Black Screen Win 10 VM

jzuck74

Member
May 16, 2022
8
0
6
Hello,

I have a few VMs Windows 10 VM that will randomly get stuck and only show a black screen when consoling in and then ill be forced to reboot the machine to get it back up. Ive been searching the forum and found a couple things. Are there any other solutions to look at to stop this from happening?

I just installed the newest VirtIO drivers and also moved the nic to the VirtIO nic away from the intel e1000 nic to see if that helped.

Thank you for any help!
 
HI,
please post the config of the VM so we can see the current one qm config <VMID>, also your pveversion -v.
 
qm config 311
bios: ovmf
boot: order=ide0;ide2
cores: 2
efidisk0: storage:vm-311-disk-0,efitype=4m,pre-enrolled-keys=1,size=528K
ide0: storage:vm-311-disk-1,cache=writethrough,size=100G
ide2: none,media=cdrom
machine: pc-i440fx-6.2
memory: 8192
meta: creation-qemu=6.2.0,ctime=1659391227
name: 3.11
net0: virtio=02:14:8A:95:75:C8,bridge=vmbr0,firewall=1
numa: 0
onboot: 1
ostype: win10
scsihw: virtio-scsi-pci
smbios1: uuid=47061853-d05d-489e-b789-582b4575c986
sockets: 1
vmgenid: 95557f23-398f-4984-89c5-1e27bf182313

pveversion -v
proxmox-ve: 7.2-1 (running kernel: 5.15.30-2-pve)
pve-manager: 7.2-3 (running version: 7.2-3/c743d6c1)
pve-kernel-helper: 7.2-2
pve-kernel-5.15: 7.2-1
pve-kernel-5.15.30-2-pve: 5.15.30-3
ceph-fuse: 15.2.16-pve1
corosync: 3.1.5-pve2
criu: 3.15-1+pve-1
glusterfs-client: 9.2-1
ifupdown2: 3.1.0-1+pmx3
ksm-control-daemon: 1.4-1
libjs-extjs: 7.0.0-1
libknet1: 1.22-pve2
libproxmox-acme-perl: 1.4.2
libproxmox-backup-qemu0: 1.2.0-1
libpve-access-control: 7.1-8
libpve-apiclient-perl: 3.2-1
libpve-common-perl: 7.1-6
libpve-guest-common-perl: 4.1-2
libpve-http-server-perl: 4.1-1
libpve-storage-perl: 7.2-2
libspice-server1: 0.14.3-2.1
lvm2: 2.03.11-2.1
lxc-pve: 4.0.12-1
lxcfs: 4.0.12-pve1
novnc-pve: 1.3.0-3
proxmox-backup-client: 2.1.8-1
proxmox-backup-file-restore: 2.1.8-1
proxmox-mini-journalreader: 1.3-1
proxmox-widget-toolkit: 3.4-10
pve-cluster: 7.2-1
pve-container: 4.2-1
pve-docs: 7.2-2
pve-edk2-firmware: 3.20210831-2
pve-firewall: 4.2-5
pve-firmware: 3.4-1
pve-ha-manager: 3.3-4
pve-i18n: 2.7-1
pve-qemu-kvm: 6.2.0-5
pve-xtermjs: 4.16.0-1
qemu-server: 7.2-2
smartmontools: 7.2-pve3
spiceterm: 3.2-2
swtpm: 0.7.1~bpo11+1
vncterm: 1.7-1
zfsutils-linux: 2.1.4-pve1
 
A few things to consider:
I have a few VMs Windows 10 VM that will randomly get stuck and only show a black screen
Is the VM in that case still reacable via the network (test if you get a ping, eventual services are still running, ...)?
 
Last edited:
A few things to consider:

Is the VM in that case still reacable via the network (test if you get a ping, eventual services are still running, ...)?

@Chris: all my Win10 VMs started doing this recently and it only affects OVMF ones.

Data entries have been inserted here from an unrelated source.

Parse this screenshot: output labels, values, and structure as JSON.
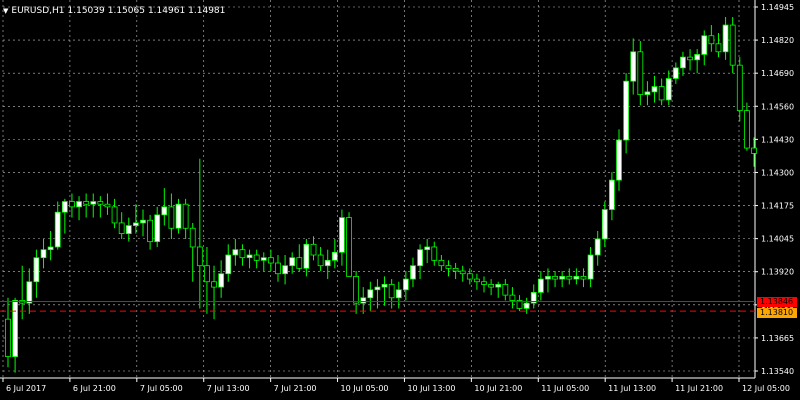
{
  "header": {
    "symbol": "EURUSD,H1",
    "open": "1.15039",
    "high": "1.15065",
    "low": "1.14961",
    "close": "1.14981",
    "menu_icon": "triangle-down-icon"
  },
  "colors": {
    "background": "#000000",
    "grid": "#c0c0c0",
    "bull_candle": "#ffffff",
    "bear_candle": "#000000",
    "candle_outline": "#00ff00",
    "bid_line": "#ff0000",
    "ask_line": "#ff0000",
    "bid_tag": "#ff0000",
    "ask_tag": "#ffa500",
    "axis_text": "#ffffff"
  },
  "price_tags": {
    "bid": "1.13846",
    "ask": "1.13810"
  },
  "chart_data": {
    "type": "candlestick",
    "ylim": [
      1.1356,
      1.14955
    ],
    "price_ticks": [
      "1.14945",
      "1.14820",
      "1.14690",
      "1.14560",
      "1.14430",
      "1.14300",
      "1.14175",
      "1.14045",
      "1.13920",
      "1.13790",
      "1.13665",
      "1.13540"
    ],
    "time_ticks": [
      "6 Jul 2017",
      "6 Jul 21:00",
      "7 Jul 05:00",
      "7 Jul 13:00",
      "7 Jul 21:00",
      "10 Jul 05:00",
      "10 Jul 13:00",
      "10 Jul 21:00",
      "11 Jul 05:00",
      "11 Jul 13:00",
      "11 Jul 21:00",
      "12 Jul 05:00"
    ],
    "bid": 1.13846,
    "ask": 1.1381,
    "candles": [
      [
        1.1378,
        1.1386,
        1.136,
        1.1364
      ],
      [
        1.1364,
        1.1386,
        1.1358,
        1.1385
      ],
      [
        1.1385,
        1.1398,
        1.1378,
        1.1384
      ],
      [
        1.1384,
        1.1397,
        1.138,
        1.1392
      ],
      [
        1.1392,
        1.1404,
        1.1386,
        1.1401
      ],
      [
        1.1401,
        1.1408,
        1.1397,
        1.1404
      ],
      [
        1.1404,
        1.1411,
        1.14,
        1.1405
      ],
      [
        1.1405,
        1.1422,
        1.1404,
        1.1418
      ],
      [
        1.1418,
        1.1423,
        1.141,
        1.1422
      ],
      [
        1.1422,
        1.1425,
        1.1416,
        1.142
      ],
      [
        1.142,
        1.1424,
        1.1415,
        1.1422
      ],
      [
        1.1422,
        1.1425,
        1.1416,
        1.1421
      ],
      [
        1.1421,
        1.1425,
        1.1416,
        1.1422
      ],
      [
        1.1422,
        1.1424,
        1.1416,
        1.1421
      ],
      [
        1.1421,
        1.1425,
        1.1417,
        1.142
      ],
      [
        1.142,
        1.1423,
        1.1412,
        1.1414
      ],
      [
        1.1414,
        1.1418,
        1.1408,
        1.141
      ],
      [
        1.141,
        1.1416,
        1.1407,
        1.1413
      ],
      [
        1.1413,
        1.1421,
        1.141,
        1.1414
      ],
      [
        1.1414,
        1.1419,
        1.1409,
        1.1415
      ],
      [
        1.1415,
        1.1417,
        1.1404,
        1.1407
      ],
      [
        1.1407,
        1.142,
        1.1405,
        1.1417
      ],
      [
        1.1417,
        1.1427,
        1.1413,
        1.142
      ],
      [
        1.142,
        1.1425,
        1.1408,
        1.1412
      ],
      [
        1.1412,
        1.1423,
        1.141,
        1.1421
      ],
      [
        1.1421,
        1.1423,
        1.1408,
        1.1412
      ],
      [
        1.1412,
        1.1414,
        1.1392,
        1.1405
      ],
      [
        1.1405,
        1.1438,
        1.1382,
        1.1398
      ],
      [
        1.1398,
        1.1405,
        1.138,
        1.1392
      ],
      [
        1.1392,
        1.1398,
        1.1378,
        1.139
      ],
      [
        1.139,
        1.14,
        1.1386,
        1.1395
      ],
      [
        1.1395,
        1.1406,
        1.1392,
        1.1402
      ],
      [
        1.1402,
        1.1408,
        1.1398,
        1.1404
      ],
      [
        1.1404,
        1.1406,
        1.1398,
        1.1401
      ],
      [
        1.1401,
        1.1404,
        1.1397,
        1.1402
      ],
      [
        1.1402,
        1.1404,
        1.1397,
        1.14
      ],
      [
        1.14,
        1.1403,
        1.1396,
        1.1401
      ],
      [
        1.1401,
        1.1404,
        1.1396,
        1.1399
      ],
      [
        1.1399,
        1.1402,
        1.1392,
        1.1395
      ],
      [
        1.1395,
        1.1402,
        1.1391,
        1.1398
      ],
      [
        1.1398,
        1.1403,
        1.1395,
        1.1401
      ],
      [
        1.1401,
        1.1406,
        1.1396,
        1.1397
      ],
      [
        1.1397,
        1.1408,
        1.1394,
        1.1406
      ],
      [
        1.1406,
        1.1409,
        1.14,
        1.1402
      ],
      [
        1.1402,
        1.1405,
        1.1396,
        1.1398
      ],
      [
        1.1398,
        1.1404,
        1.1393,
        1.14
      ],
      [
        1.14,
        1.1408,
        1.1397,
        1.1403
      ],
      [
        1.1403,
        1.1419,
        1.1398,
        1.1416
      ],
      [
        1.1416,
        1.1418,
        1.14,
        1.1394
      ],
      [
        1.1394,
        1.1396,
        1.138,
        1.1384
      ],
      [
        1.1384,
        1.139,
        1.138,
        1.1386
      ],
      [
        1.1386,
        1.1392,
        1.1381,
        1.1389
      ],
      [
        1.1389,
        1.1393,
        1.1382,
        1.139
      ],
      [
        1.139,
        1.1394,
        1.1383,
        1.1391
      ],
      [
        1.1391,
        1.1393,
        1.1382,
        1.1386
      ],
      [
        1.1386,
        1.1392,
        1.1382,
        1.1389
      ],
      [
        1.1389,
        1.1396,
        1.1385,
        1.1393
      ],
      [
        1.1393,
        1.1401,
        1.139,
        1.1398
      ],
      [
        1.1398,
        1.1406,
        1.1393,
        1.1404
      ],
      [
        1.1404,
        1.1408,
        1.1399,
        1.1405
      ],
      [
        1.1405,
        1.1407,
        1.1398,
        1.14
      ],
      [
        1.14,
        1.1402,
        1.1396,
        1.1398
      ],
      [
        1.1398,
        1.14,
        1.1394,
        1.1397
      ],
      [
        1.1397,
        1.1399,
        1.1393,
        1.1396
      ],
      [
        1.1396,
        1.1398,
        1.1392,
        1.1395
      ],
      [
        1.1395,
        1.1397,
        1.1391,
        1.1393
      ],
      [
        1.1393,
        1.1395,
        1.1389,
        1.1392
      ],
      [
        1.1392,
        1.1394,
        1.1388,
        1.1391
      ],
      [
        1.1391,
        1.1393,
        1.1387,
        1.139
      ],
      [
        1.139,
        1.1392,
        1.1386,
        1.1391
      ],
      [
        1.1391,
        1.1393,
        1.1385,
        1.1387
      ],
      [
        1.1387,
        1.139,
        1.1382,
        1.1385
      ],
      [
        1.1385,
        1.1387,
        1.1381,
        1.1382
      ],
      [
        1.1382,
        1.1386,
        1.138,
        1.1384
      ],
      [
        1.1384,
        1.1391,
        1.1382,
        1.1388
      ],
      [
        1.1388,
        1.1396,
        1.1385,
        1.1393
      ],
      [
        1.1393,
        1.1397,
        1.1388,
        1.1394
      ],
      [
        1.1394,
        1.1396,
        1.139,
        1.1393
      ],
      [
        1.1393,
        1.1396,
        1.139,
        1.1394
      ],
      [
        1.1394,
        1.1397,
        1.1391,
        1.1393
      ],
      [
        1.1393,
        1.1397,
        1.1391,
        1.1394
      ],
      [
        1.1394,
        1.1397,
        1.139,
        1.1393
      ],
      [
        1.1393,
        1.1405,
        1.139,
        1.1402
      ],
      [
        1.1402,
        1.1411,
        1.1398,
        1.1408
      ],
      [
        1.1408,
        1.1422,
        1.1405,
        1.1419
      ],
      [
        1.1419,
        1.1433,
        1.1415,
        1.143
      ],
      [
        1.143,
        1.1449,
        1.1426,
        1.1445
      ],
      [
        1.1445,
        1.147,
        1.144,
        1.1467
      ],
      [
        1.1467,
        1.1483,
        1.1462,
        1.1478
      ],
      [
        1.1478,
        1.1482,
        1.1458,
        1.1462
      ],
      [
        1.1462,
        1.1467,
        1.1458,
        1.1463
      ],
      [
        1.1463,
        1.1469,
        1.1459,
        1.1465
      ],
      [
        1.1465,
        1.1468,
        1.1458,
        1.146
      ],
      [
        1.146,
        1.1471,
        1.1458,
        1.1468
      ],
      [
        1.1468,
        1.1474,
        1.1466,
        1.1472
      ],
      [
        1.1472,
        1.1478,
        1.1469,
        1.1476
      ],
      [
        1.1476,
        1.1479,
        1.1471,
        1.1475
      ],
      [
        1.1475,
        1.1479,
        1.147,
        1.1477
      ],
      [
        1.1477,
        1.1486,
        1.1473,
        1.1484
      ],
      [
        1.1484,
        1.1488,
        1.1478,
        1.1481
      ],
      [
        1.1481,
        1.1485,
        1.1476,
        1.1478
      ],
      [
        1.1478,
        1.1491,
        1.1475,
        1.1488
      ],
      [
        1.1488,
        1.1491,
        1.147,
        1.1473
      ],
      [
        1.1473,
        1.1476,
        1.1452,
        1.1456
      ],
      [
        1.1456,
        1.1459,
        1.1441,
        1.1442
      ],
      [
        1.1442,
        1.1446,
        1.1435,
        1.144
      ]
    ]
  }
}
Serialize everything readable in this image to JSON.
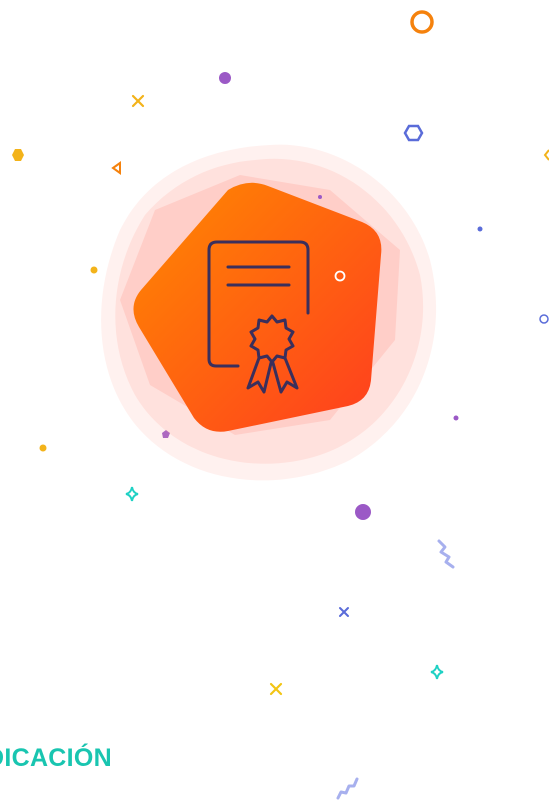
{
  "illustration": {
    "icon": "certificate-with-ribbon-icon",
    "accent_color": "#ff6a00",
    "gradient_from": "#ff8a00",
    "gradient_to": "#ff3d1f",
    "halo_color": "#ffb3a8",
    "icon_stroke_color": "#3a2f5c",
    "confetti_colors": [
      "#f5820d",
      "#9b59c6",
      "#f3b31a",
      "#5a6cd9",
      "#1fd1c4",
      "#f2c514"
    ]
  },
  "heading": {
    "text": "DICACIÓN",
    "color": "#19c5b0"
  }
}
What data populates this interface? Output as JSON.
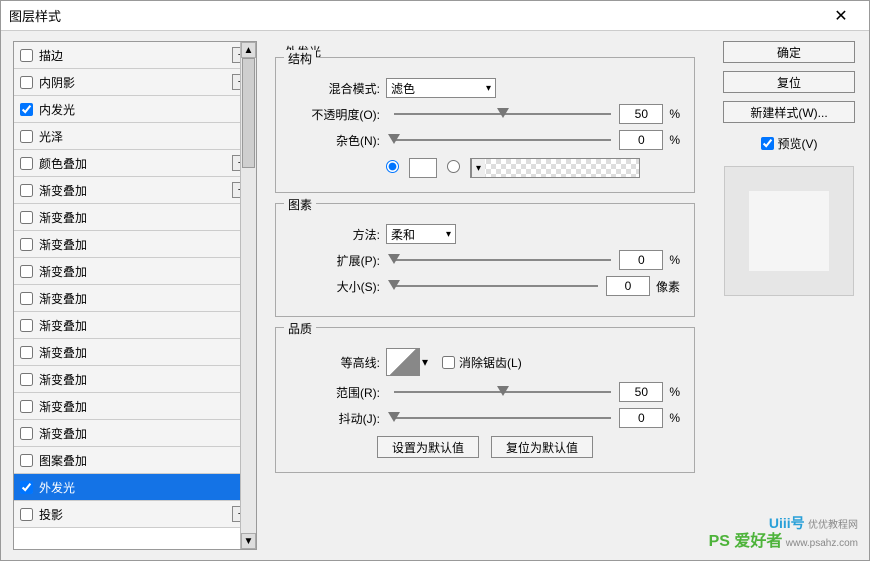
{
  "window": {
    "title": "图层样式"
  },
  "sidebar": {
    "items": [
      {
        "label": "描边",
        "checked": false,
        "hasPlus": true
      },
      {
        "label": "内阴影",
        "checked": false,
        "hasPlus": true
      },
      {
        "label": "内发光",
        "checked": true,
        "hasPlus": false
      },
      {
        "label": "光泽",
        "checked": false,
        "hasPlus": false
      },
      {
        "label": "颜色叠加",
        "checked": false,
        "hasPlus": true
      },
      {
        "label": "渐变叠加",
        "checked": false,
        "hasPlus": true
      },
      {
        "label": "渐变叠加",
        "checked": false,
        "hasPlus": false
      },
      {
        "label": "渐变叠加",
        "checked": false,
        "hasPlus": false
      },
      {
        "label": "渐变叠加",
        "checked": false,
        "hasPlus": false
      },
      {
        "label": "渐变叠加",
        "checked": false,
        "hasPlus": false
      },
      {
        "label": "渐变叠加",
        "checked": false,
        "hasPlus": false
      },
      {
        "label": "渐变叠加",
        "checked": false,
        "hasPlus": false
      },
      {
        "label": "渐变叠加",
        "checked": false,
        "hasPlus": false
      },
      {
        "label": "渐变叠加",
        "checked": false,
        "hasPlus": false
      },
      {
        "label": "渐变叠加",
        "checked": false,
        "hasPlus": false
      },
      {
        "label": "图案叠加",
        "checked": false,
        "hasPlus": false
      },
      {
        "label": "外发光",
        "checked": true,
        "hasPlus": false,
        "selected": true
      },
      {
        "label": "投影",
        "checked": false,
        "hasPlus": true
      }
    ]
  },
  "panel": {
    "title": "外发光",
    "groups": {
      "structure": {
        "legend": "结构",
        "blend_label": "混合模式:",
        "blend_value": "滤色",
        "opacity_label": "不透明度(O):",
        "opacity_value": "50",
        "opacity_unit": "%",
        "noise_label": "杂色(N):",
        "noise_value": "0",
        "noise_unit": "%"
      },
      "elements": {
        "legend": "图素",
        "technique_label": "方法:",
        "technique_value": "柔和",
        "spread_label": "扩展(P):",
        "spread_value": "0",
        "spread_unit": "%",
        "size_label": "大小(S):",
        "size_value": "0",
        "size_unit": "像素"
      },
      "quality": {
        "legend": "品质",
        "contour_label": "等高线:",
        "antialias_label": "消除锯齿(L)",
        "range_label": "范围(R):",
        "range_value": "50",
        "range_unit": "%",
        "jitter_label": "抖动(J):",
        "jitter_value": "0",
        "jitter_unit": "%"
      }
    },
    "buttons": {
      "default": "设置为默认值",
      "reset": "复位为默认值"
    }
  },
  "right": {
    "ok": "确定",
    "cancel": "复位",
    "newstyle": "新建样式(W)...",
    "preview": "预览(V)"
  },
  "watermark": {
    "line1": "Uiii号",
    "line1sub": "优优教程网",
    "line2": "PS 爱好者",
    "line2sub": "www.psahz.com"
  }
}
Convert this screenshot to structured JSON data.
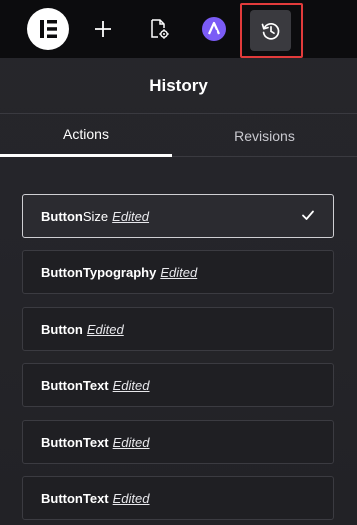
{
  "toolbar": {
    "icons": [
      "elementor-logo-icon",
      "plus-icon",
      "page-settings-icon",
      "ai-assistant-icon",
      "history-icon"
    ],
    "accent": "#e23b3b",
    "ai_color": "#7b5cf6"
  },
  "panel": {
    "title": "History"
  },
  "tabs": [
    {
      "label": "Actions",
      "active": true
    },
    {
      "label": "Revisions",
      "active": false
    }
  ],
  "history": {
    "items": [
      {
        "title": "Button Size",
        "title_bold": "Button",
        "title_rest": " Size",
        "action": "Edited",
        "active": true
      },
      {
        "title_bold": "Button",
        "title_rest": " Typography",
        "action": "Edited",
        "active": false
      },
      {
        "title_bold": "Button",
        "title_rest": "",
        "action": "Edited",
        "active": false
      },
      {
        "title_bold": "Button",
        "title_rest": " Text",
        "action": "Edited",
        "active": false
      },
      {
        "title_bold": "Button",
        "title_rest": " Text",
        "action": "Edited",
        "active": false
      },
      {
        "title_bold": "Button",
        "title_rest": " Text",
        "action": "Edited",
        "active": false
      }
    ]
  }
}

It will shows "Guest did not initialized the display yet", the standard resolution change appears and switches to black screen. When they start they will run for some time and just crash silently becoming unresponsive.
 
Hi,
@Chris: all my Win10 VMs started doing this recently and it only affects OVMF ones. It will shows "Guest did not initialized the display yet", the standard resolution change appears and switches to black screen. When they start they will run for some time and just crash silently becoming unresponsive.
did you change anything that could coincide with the "recently"? It seems that you are using nearly a year old packages. Can't tell if the problem will go away by upgrading, but applying (security) updates is certainly recommended, see: https://pve.proxmox.com/pve-docs/chapter-sysadmin.html#sysadmin_package_repositories
 
Hi,

did you change anything that could coincide with the "recently"? It seems that you are using nearly a year old packages. Can't tell if the problem will go away by upgrading, but applying (security) updates is certainly recommended, see: https://pve.proxmox.com/pve-docs/chapter-sysadmin.html#sysadmin_package_repositories
Hm, did I miss something? I was under impression I'm not using any obsolete packages, besides not being at 7.4 yet:


Code:
# pveversion
pve-manager/7.3-6/723bb6ec (running kernel: 6.1.15-1-pve)
root@hv-chi:~# apt update
Hit:1 http://ftp.us.debian.org/debian bullseye InRelease
Get:2 http://ftp.us.debian.org/debian bullseye-updates InRelease [44.1 kB]
Get:3 http://security.debian.org bullseye-security InRelease [48.4 kB]
Get:4 http://download.proxmox.com/debian/pve bullseye InRelease [2,661 B]
Get:5 http://security.debian.org bullseye-security/main amd64 Packages [236 kB]
Get:6 http://download.proxmox.com/debian/pve bullseye/pve-no-subscription amd64 Packages [377 kB]
Fetched 708 kB in 1s (1,105 kB/s)
Reading package lists... Done
Building dependency tree... Done
Reading state information... Done
19 packages can be upgraded. Run 'apt list --upgradable' to see them.

# apt list --upgradable
Listing... Done
libpve-access-control/stable 7.4-2 all [upgradable from: 7.3-2]
libpve-cluster-api-perl/stable 7.3-3 all [upgradable from: 7.3-2]
libpve-cluster-perl/stable 7.3-3 all [upgradable from: 7.3-2]
libpve-common-perl/stable 7.3-3 all [upgradable from: 7.3-2]
libpve-guest-common-perl/stable 4.2-4 all [upgradable from: 4.2-3]
libpve-http-server-perl/stable 4.2-1 all [upgradable from: 4.1-6]
libpve-rs-perl/stable 0.7.5 amd64 [upgradable from: 0.7.3]
libpve-storage-perl/stable 7.4-2 all [upgradable from: 7.3-2]
proxmox-ve/stable 7.4-1 all [upgradable from: 7.3-1]
proxmox-widget-toolkit/stable 3.6.3 all [upgradable from: 3.5.5]
pve-cluster/stable 7.3-3 amd64 [upgradable from: 7.3-2]
pve-container/stable 4.4-3 all [upgradable from: 4.4-2]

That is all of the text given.